Adcade or many other companies the metrics problems they are solving are different, but deep down it's similar. We need a generic solution that can cover problems like this: tracking metrics that is geo, temporal and some other non-numeric dimensions. each dimension have it's own granularity, time can be SECOND
, MINUTE
, HOUR
, DAY
, etc. geo locations can be grouped in to GeoRect
that is equivalent to geohashes that the precision is decided by how many digit in the hashes are retained. And the non-numeric dimension, can be anything that is a key-value string pair. GeoTemporal project is certainly much simpler, it only concerns one dimension at a time: time dimension for question 3, geo dimension for question 1 and question 2.
There is quite a few key points we'll tackled here
Goal 1 is to have a simple, hassel-free way to record metrics. This is why people love statsd. But they hate it because it's not feature rich. Dimension and geo are all missing. It's hard to have flexibility and simplicity in the same time. Almanac simply put everything into a single data model called Metric
. And a collection of Builder api is available for easy metric creation.

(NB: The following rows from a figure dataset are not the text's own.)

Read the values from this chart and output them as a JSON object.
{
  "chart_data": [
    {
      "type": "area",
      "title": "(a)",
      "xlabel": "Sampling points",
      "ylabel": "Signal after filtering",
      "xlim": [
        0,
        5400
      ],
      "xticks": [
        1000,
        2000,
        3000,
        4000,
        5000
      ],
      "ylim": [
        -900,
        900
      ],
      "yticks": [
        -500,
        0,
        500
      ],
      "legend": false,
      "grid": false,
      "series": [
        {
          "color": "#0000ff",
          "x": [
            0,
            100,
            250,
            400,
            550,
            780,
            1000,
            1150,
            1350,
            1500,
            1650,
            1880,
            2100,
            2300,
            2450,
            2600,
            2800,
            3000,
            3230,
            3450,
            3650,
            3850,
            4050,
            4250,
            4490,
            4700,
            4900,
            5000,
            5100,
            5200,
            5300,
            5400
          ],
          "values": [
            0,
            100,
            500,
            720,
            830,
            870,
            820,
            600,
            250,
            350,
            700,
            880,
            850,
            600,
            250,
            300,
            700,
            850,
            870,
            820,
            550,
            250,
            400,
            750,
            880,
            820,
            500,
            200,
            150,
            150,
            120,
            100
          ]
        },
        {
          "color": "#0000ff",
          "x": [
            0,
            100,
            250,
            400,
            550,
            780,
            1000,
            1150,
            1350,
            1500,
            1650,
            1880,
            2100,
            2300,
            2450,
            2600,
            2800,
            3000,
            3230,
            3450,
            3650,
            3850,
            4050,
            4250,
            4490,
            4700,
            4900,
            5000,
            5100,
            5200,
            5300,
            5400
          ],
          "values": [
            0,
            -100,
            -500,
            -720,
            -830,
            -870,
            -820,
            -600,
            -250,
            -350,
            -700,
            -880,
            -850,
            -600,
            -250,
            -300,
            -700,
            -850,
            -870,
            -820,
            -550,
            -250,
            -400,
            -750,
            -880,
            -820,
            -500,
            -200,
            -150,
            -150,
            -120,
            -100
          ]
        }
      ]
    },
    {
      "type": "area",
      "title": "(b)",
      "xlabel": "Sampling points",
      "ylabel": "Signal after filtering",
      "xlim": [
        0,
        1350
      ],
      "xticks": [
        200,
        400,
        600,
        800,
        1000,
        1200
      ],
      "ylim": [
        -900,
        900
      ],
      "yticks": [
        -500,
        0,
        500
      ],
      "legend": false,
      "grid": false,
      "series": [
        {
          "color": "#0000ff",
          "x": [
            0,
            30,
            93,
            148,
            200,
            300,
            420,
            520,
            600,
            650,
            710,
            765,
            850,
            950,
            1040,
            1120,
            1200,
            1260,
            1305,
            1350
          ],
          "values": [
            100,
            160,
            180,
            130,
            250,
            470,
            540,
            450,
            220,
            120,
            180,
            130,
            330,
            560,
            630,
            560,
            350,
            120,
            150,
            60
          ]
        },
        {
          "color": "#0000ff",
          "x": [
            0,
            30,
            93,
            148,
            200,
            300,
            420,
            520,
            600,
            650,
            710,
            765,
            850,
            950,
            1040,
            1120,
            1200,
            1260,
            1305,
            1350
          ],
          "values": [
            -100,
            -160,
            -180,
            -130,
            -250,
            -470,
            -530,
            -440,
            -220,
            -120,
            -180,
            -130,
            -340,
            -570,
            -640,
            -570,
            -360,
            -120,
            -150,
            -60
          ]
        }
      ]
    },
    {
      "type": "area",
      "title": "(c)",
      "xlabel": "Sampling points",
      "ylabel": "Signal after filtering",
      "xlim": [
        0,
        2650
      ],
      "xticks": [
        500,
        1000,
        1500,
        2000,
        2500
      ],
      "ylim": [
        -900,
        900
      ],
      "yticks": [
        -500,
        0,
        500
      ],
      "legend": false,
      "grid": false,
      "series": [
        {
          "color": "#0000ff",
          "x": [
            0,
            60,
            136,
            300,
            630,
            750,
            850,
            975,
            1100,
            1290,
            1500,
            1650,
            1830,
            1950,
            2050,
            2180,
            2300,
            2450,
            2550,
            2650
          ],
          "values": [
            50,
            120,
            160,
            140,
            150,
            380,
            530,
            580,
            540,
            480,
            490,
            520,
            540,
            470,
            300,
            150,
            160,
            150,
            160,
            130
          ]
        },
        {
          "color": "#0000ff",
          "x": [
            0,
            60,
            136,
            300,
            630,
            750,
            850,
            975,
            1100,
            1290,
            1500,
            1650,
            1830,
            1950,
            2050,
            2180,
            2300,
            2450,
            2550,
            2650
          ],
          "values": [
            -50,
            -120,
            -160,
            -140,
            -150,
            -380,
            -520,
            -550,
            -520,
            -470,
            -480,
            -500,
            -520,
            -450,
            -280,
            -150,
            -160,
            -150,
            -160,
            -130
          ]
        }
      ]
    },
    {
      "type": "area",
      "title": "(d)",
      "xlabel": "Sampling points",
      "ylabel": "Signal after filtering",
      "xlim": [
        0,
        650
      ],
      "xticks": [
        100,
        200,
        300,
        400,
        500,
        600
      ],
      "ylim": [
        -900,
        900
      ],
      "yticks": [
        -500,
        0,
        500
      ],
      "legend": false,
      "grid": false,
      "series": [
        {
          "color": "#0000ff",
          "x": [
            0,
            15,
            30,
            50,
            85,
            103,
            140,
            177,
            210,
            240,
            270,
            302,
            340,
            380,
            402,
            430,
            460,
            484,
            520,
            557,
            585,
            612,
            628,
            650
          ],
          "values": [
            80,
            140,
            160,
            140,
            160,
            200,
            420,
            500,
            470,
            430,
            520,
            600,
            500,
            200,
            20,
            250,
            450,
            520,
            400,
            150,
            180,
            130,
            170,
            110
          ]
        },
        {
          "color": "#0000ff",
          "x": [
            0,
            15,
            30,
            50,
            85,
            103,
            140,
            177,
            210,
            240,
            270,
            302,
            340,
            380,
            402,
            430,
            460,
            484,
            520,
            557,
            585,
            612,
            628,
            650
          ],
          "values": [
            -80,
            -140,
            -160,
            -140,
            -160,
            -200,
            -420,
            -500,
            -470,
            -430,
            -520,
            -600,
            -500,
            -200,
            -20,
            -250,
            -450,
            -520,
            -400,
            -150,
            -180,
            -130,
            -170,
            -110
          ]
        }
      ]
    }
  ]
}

With all these dimensions, data could grow exponentially. Every data-centric application needs to have a easy interface to retrieve data. Almanac is designed with a fluent API similar to SQL syntax and have a plan to make it into a real query language (AQL) in the future. So that you can record and retrieve the metrics in a intuitive way. Please scroll down to API for detail
One of the most important goal is to handle thousand of metrics concurrently. For fast message delivery, there is not too much popular options to choose from right now. Kinesis and Kafka is on the top list, while zeromq and the old good socket is the easiest and still fast solution (which requires you to handle a lot of problem yourself) Luckily, Spark Streaming supports them all and more! Since we don't have credential to share for Kinesis, I picked kafka (which I've never used before, it's fun to learn).
Pre-aggregation of data is very necessary, so that they become less in amount, with different granularity. For aggregation, map-reduce is powerful. But spark is even better, which has a much easier interface, in-memo storage, and streaming. So data can be aggregated on the fly even before they been saved to database.
How to easily retrieve the data and in short response time is the key of the problem. To archive that, we need to
- Process as less data as possible.
- Distributed data for scalability
- Locally data should be sequential for fast scan.
Distributed Column-based database is the first come to mind, because you can have both distribution and local clustring. There are reasons cassandra are popular. You design the partition key and the clustering key in the way you want, and have a easy query language to interact with. Know how your data is stored so that you can optimize the access. And cassandra has a connector to easy connect with spark. When retieve the preaggregated data, you still need to aggregate facts in real time (because you have no way to know what's the combination of facts to group before query) And keep cassandra and spark partition in sync and aggregate locally before collect to the driver program is a good approach.
For a modern software. Easy deployment is important. Docker and Docker compose does simplify all that!!! In production, I would like to have mesos with docker containers. Spark and Cassandra are all deep integrated with mesos as well. Unfortunately, I did't archieve a "one line starter" at this point given time limitation (the almanac and geotemporal container doesn't play with the dependencies some how).
java > 7, sbt 0.13.8, docker and docker-compose
in the root folder (which contains both almanac and geotemporal)
docker-compose up # only for zookeeper, casssandra, kafka at this time
sbt run # the driver program of spark to control aggregation, and at this moment, it also starts spark locally.
almanac is a multi-dimension metrics framework. It supports StatsD similar interface, pre-aggregate by time and geo location, and provide a SQL like fluent api to query the metrics. This new project almanac-oss has re-write the original one in akka, spark, cassandra and kafka
currently, this verison of almanac only supports 2 api:
almanac record Seq(metric1, metric2)
sample to make a metric
import almanac.model.Metric._
metric decrement "some.bucket"
metric withFacts("type" -> "uberx") increment "some.bucket"
metric locate Coordinate(40.72, -73.25) increment("another.bucket", 13)
metric at new DateTime(2015, 4, 15, 12, 00, 00).getTime gauge("bucket.of.gauge", 12)
you can also reuse the builder object
val builder = metric withFacts("type" -> "uberx", "region" -> "us-east")
builder increment "some.bucket"
builder increment "another.bucket"
almanac retieve query
minimal query
select("std.impression").query
a complete query
select("std.impression", "std.exit")
.where( (fact("device") is "iphone")
and (fact("adId") in ("10001", "10002"))
and (fact("os") like """*ios*""") )
.groupBy("adId", "site")
.orderBy("adId", Order.ASC)
.locate(GeoRect("dr5ru"), 6)
.time(DAY, 1420020000000L, 1420106400000L)
.limit(1000)
.skip(2000)
.query
note that where, orderby, limit, skip clause of this version of almanac is not implemented.